There are a few standard ways of proxying inbound general network traffic ("reverse proxying").
If the inbound traffic is only HTTP(S), then a web server can forward it. See e.g. ProxyPass
in Apache.
Arbitrary inbound TCP traffic can be proxied with SOCKS. A SOCKS-aware client wraps its request in a SOCKS request, and sends it to a SOCKS server, which interprets and forwards the request. This is often done with ssh, which offers the DynamicForward
option to set up a SOCKS proxy. It opens a port that listens on the client host, forwards SOCKS traffic over the encrypted connection, and interprets and routes it on the server. Many network clients can be told to use a SOCKS proxy.

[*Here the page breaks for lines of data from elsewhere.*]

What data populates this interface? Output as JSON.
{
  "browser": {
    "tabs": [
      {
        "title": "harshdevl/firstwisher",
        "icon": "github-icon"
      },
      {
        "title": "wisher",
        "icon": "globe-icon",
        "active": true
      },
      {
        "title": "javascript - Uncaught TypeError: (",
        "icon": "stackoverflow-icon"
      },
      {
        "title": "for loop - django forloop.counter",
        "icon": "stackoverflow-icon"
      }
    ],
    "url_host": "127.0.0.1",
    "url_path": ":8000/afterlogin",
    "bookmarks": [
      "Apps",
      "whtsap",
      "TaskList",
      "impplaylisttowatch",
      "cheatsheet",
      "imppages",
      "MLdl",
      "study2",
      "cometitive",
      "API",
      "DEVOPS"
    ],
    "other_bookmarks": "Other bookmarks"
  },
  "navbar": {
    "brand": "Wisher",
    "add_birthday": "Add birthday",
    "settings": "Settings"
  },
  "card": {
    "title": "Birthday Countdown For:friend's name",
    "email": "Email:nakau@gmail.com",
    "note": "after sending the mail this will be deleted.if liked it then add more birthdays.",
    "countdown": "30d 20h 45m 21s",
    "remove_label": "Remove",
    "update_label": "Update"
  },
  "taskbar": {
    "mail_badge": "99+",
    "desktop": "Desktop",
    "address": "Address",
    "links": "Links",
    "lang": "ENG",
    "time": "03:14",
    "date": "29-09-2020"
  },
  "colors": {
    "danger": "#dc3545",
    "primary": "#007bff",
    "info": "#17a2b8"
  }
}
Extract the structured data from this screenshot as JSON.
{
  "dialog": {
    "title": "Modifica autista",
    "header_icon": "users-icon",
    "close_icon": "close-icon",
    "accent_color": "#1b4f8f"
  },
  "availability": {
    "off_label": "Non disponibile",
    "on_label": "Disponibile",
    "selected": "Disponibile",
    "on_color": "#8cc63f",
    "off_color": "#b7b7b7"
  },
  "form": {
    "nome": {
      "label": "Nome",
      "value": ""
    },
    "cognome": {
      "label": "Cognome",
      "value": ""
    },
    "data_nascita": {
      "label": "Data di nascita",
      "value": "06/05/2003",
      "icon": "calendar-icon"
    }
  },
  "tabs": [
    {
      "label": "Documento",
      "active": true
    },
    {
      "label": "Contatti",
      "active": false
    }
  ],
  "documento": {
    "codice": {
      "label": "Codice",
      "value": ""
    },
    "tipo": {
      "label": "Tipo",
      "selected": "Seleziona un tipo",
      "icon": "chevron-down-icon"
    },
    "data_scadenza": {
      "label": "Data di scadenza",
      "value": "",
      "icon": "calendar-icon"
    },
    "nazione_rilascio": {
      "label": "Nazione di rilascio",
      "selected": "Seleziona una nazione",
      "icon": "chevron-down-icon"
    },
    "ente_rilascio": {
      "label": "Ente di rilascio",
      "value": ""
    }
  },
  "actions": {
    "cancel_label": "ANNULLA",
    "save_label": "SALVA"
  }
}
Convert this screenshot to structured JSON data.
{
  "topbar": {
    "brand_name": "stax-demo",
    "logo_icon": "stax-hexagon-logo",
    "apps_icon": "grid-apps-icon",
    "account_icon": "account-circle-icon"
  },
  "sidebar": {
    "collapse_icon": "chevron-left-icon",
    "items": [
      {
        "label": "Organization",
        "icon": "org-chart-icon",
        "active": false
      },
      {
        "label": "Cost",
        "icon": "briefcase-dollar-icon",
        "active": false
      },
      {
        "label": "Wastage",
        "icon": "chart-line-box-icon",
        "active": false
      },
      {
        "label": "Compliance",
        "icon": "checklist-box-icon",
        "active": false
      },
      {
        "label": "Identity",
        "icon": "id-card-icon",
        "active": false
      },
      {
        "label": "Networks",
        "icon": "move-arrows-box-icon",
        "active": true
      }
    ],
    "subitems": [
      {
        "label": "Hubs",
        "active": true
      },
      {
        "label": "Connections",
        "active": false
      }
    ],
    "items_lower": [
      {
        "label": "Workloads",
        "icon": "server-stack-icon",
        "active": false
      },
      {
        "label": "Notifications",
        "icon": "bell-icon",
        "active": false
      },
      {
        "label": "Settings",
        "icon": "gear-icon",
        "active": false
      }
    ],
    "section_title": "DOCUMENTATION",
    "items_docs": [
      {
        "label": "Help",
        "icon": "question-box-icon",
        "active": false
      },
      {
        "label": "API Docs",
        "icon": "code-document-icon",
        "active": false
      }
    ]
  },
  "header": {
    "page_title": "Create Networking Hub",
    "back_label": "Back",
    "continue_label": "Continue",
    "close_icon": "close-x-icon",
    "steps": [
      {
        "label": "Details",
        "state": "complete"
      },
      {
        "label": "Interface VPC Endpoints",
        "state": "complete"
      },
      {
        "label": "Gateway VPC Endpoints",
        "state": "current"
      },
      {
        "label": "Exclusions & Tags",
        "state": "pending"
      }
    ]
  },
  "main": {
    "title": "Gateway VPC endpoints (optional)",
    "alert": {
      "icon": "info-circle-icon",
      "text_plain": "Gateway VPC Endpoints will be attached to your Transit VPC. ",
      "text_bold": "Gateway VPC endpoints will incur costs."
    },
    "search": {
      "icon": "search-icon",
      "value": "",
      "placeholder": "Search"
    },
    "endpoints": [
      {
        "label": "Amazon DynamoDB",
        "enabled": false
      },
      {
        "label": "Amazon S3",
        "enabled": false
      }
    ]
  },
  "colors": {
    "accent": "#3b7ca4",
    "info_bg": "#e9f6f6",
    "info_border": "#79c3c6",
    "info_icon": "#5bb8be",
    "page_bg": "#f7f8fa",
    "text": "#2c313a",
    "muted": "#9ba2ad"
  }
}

Another common way is to tunnel traffic over SSL. stunnel for example will do this. On the client it listens on a port, wraps the traffic within SSL, and sends it to an server. On the server, stunnel unwraps the SSL and forwards the traffic to a configured service.
You can send different types of traffic to the same port, often 443, by using a port multiplexer on the other end to figure out what type of traffic it is and route it to the right service. sslh and sshttp are two that handle the common case of multiplexing HTTP and SSH on one port - say wrapped in SSL and sent to port 443. Finally TCPMUX is a protocol that was developed for port multiplexing. xinetd for example can interpret it, but it isn't implemented in any clients that I know of. (You'd want to wrap it in SSL.)